リイは叫び終わると自室へと篭ってしまう。気まずくなった部屋に三人が残される。
「えっと、とりあえずお互い合格祝いってことでお祝いでもし合う?」
「ごめん。俺の方もまだ気持ちの整理がつかなくて。1回部屋に戻るよ。」
バタン。
「・・・・どうしよう!シール、二人とも部屋に引き篭もっちゃたよ〜。」
「・・・・お姉ちゃんが余計なこと言ったせいだと思う。」
「え、私のせい?!・・・・でも校内で既に噂になっちゃってたらいずれこうなるとは思うんだけど。」
「確かに。でもこのことで引き篭もっちゃうのはもしかしたら二人はそんなに仲良くないのかも。」
「う〜ん・・・・。」
確かに姉妹のような二人なら昔から言われても良さそうだが、今回が初でしかもこれだけ関係が崩れている。二人の仲はそこまで良くないのかもしれない。
「いや、同じ学校に入学した二人ならきっと仲直りしてくれるよ。」
「・・・・うん。そうだね。」
「リイと見た目がそっくりか・・・・。」
そもそもこの容姿は自分のものではないためマナは少し不信感を抱く。突如としてこの世界に転生し、性別と見た目が変わってリイに拾われた。その女の子と容姿がそっくりなんて偶然にしては出来過ぎている。
「・・・・たまに俺の心の中に話しかけてる人、何か知ってるんじゃないですか?」
マナは一人ベッドの上でそこにはいない人に話しかける。すると、頭の中に直接声が聞こえてきた。
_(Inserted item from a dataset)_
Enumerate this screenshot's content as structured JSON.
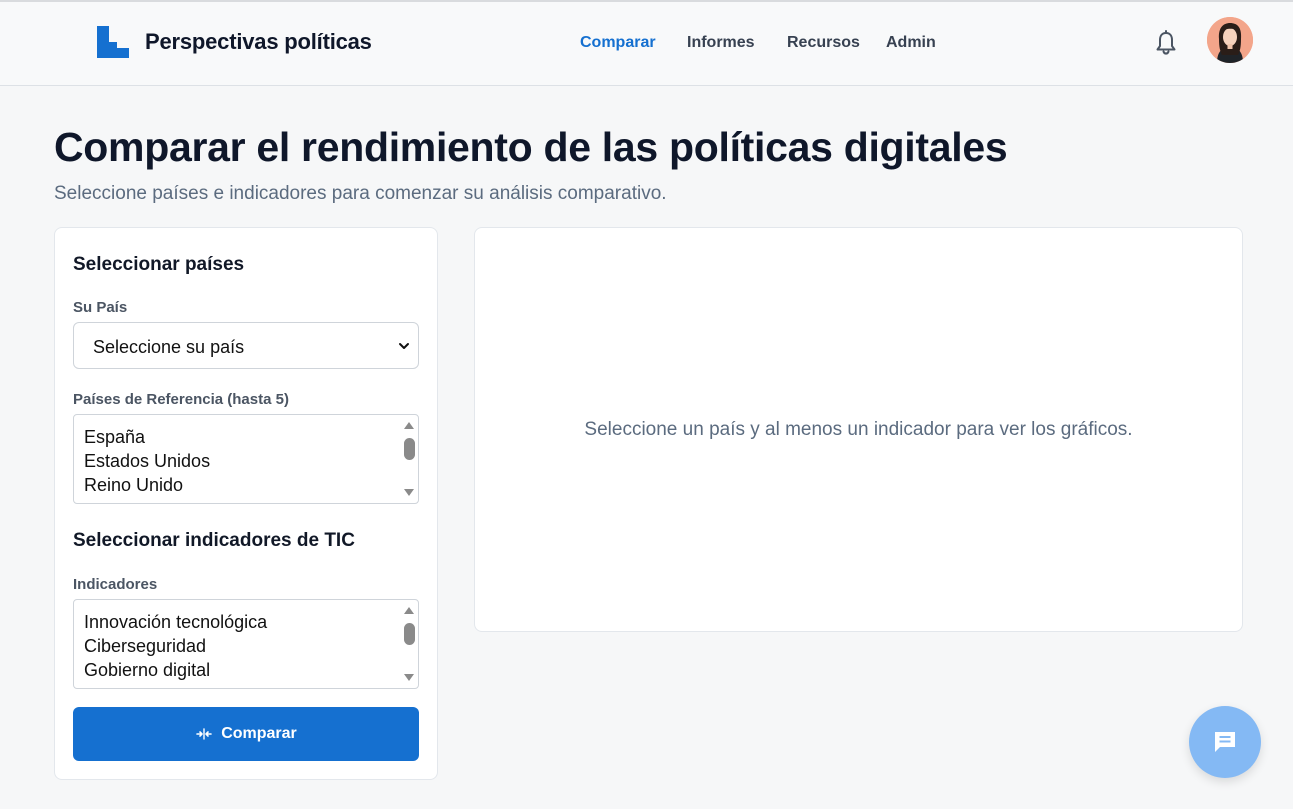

「あの子と見た目を似せたわけじゃなかったんだけど・・・・、やっぱり似ちゃったみたいね。」
「・・・・ってことは何か知ってるんですよね。一体なんで俺はリイとそっくりなんですか。」
「・・・・それはその内分かるわ。今はただ、前に進んで。・・・・リイをよろしく頼むわね。」
声の主はそう言い残すと、もう声は聞こえなくなっていた。
「・・・・リイをよろしく、か。」
そして翌朝、レインとシールは目を覚ましてベッドから起き上がった。
「ふあ〜。おはようシール、今日から入学式だね。」
「うん。」
「・・・・二人は大丈夫かな?」
「・・・・分からない。いきなり喧嘩したり嫌悪な雰囲気にならないといいけど・・・・。」
ガチャ。
「あ、二人ともおはよう。」
「おはよう、マナちゃん。」
「おはよう。」
「朝ご飯できてるよ。俺とリイで作っといたから。」
「え?リイちゃんと?」
「そう!丁度できた頃だから一緒に食べようぜ。」
「・・・・マナ、ジャガイモ大きく切りすぎ。これじゃあ少し食べづらいよ。」
「え〜?!そんなこと無いと思うんだけどな〜。」
ジャガイモのサイズで少しマナとリイは揉める。それを見てレインとシールは安堵の息を漏らす。